27 Ocak 2012 Cuma

Akıllanmam ben...

Anne olanlar bilir.
Annelik ilk andan itibaren zordur.
Mide bulantısı, baş dönmesidir.
Saçlarının dökülmesi, ne giyersen olmamasıdır.
Kendini çirkin hissetmektir.
Kocana beni artık beğenmiyorsun diye dudak bükmektir.
Beni aldatırsan seni öldürürüm demektir.
Yatakta sağdan sola dönememektir.
Her zorluğu çekmek ama tekme yediğinde suratında gördüğün salak gülümsemedir.

Kolun incinse bir hafta yatarken, ameliyat olmuşken aynı gün ayağa kalkmaktır.
Uykusuz geceler, uydurma ninniler, siyah süt psikolojisidir.
Kaka yapamıyor diye ağlamak, gaz çıkarınca sevinmektir.
Gece onun için, gündüz patronun için çalışmaktır.
Hem anne hem iş kadını hem ev kadını hem kadın olabilmektir.
Ne kadar yorgun olursan ol onunla vakit geçirmektir.
Seni sen olmaktan çıkarsa da senin onu hayatından çıkaramamandır.

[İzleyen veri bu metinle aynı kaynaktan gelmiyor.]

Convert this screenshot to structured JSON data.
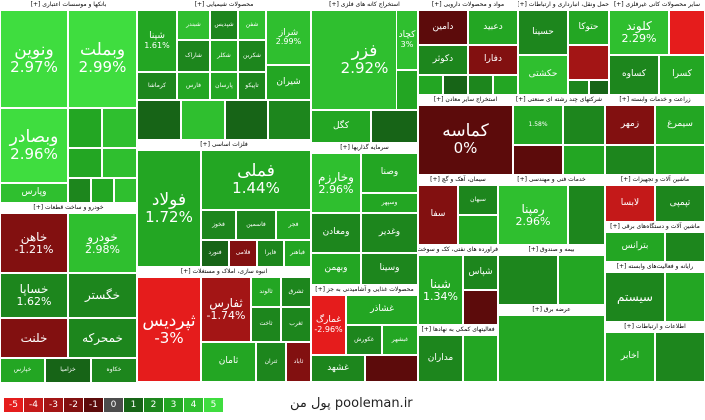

Bebek yapmak, suratının ortasına dövme yaptırmak gibidir demişti eat, pray, love filmindeki kadın julia roberts’a…
Bir kez yaptın mı bir daha kurtulamazsın.
Tam da böyle bir şey işte annelik.
Karar vermesi zor, hissetmesi zor, ama olması en zor…

İşte bu yüzden akıllanmam ben diyorum ya.
Hayatımın en zor dört yılını geçirmişken, hayatımın bir sonraki dört yılının nasıl geçeceğini hayal bile edemezken, yüzüme ikinci bir dövme yaptırıyorum.
Mutlulukla, sevinçle, hayatımın geri kalanında daha çok yorulmayı kabul ediyorum.
Ama ben zaten bütün yüzüm dövmelerle kaplansın istiyorum.
Hayatım bir sürü çocuktan ve onlarla her gün yeni bir şeyi keşfetmekten ibaret olsun istiyorum.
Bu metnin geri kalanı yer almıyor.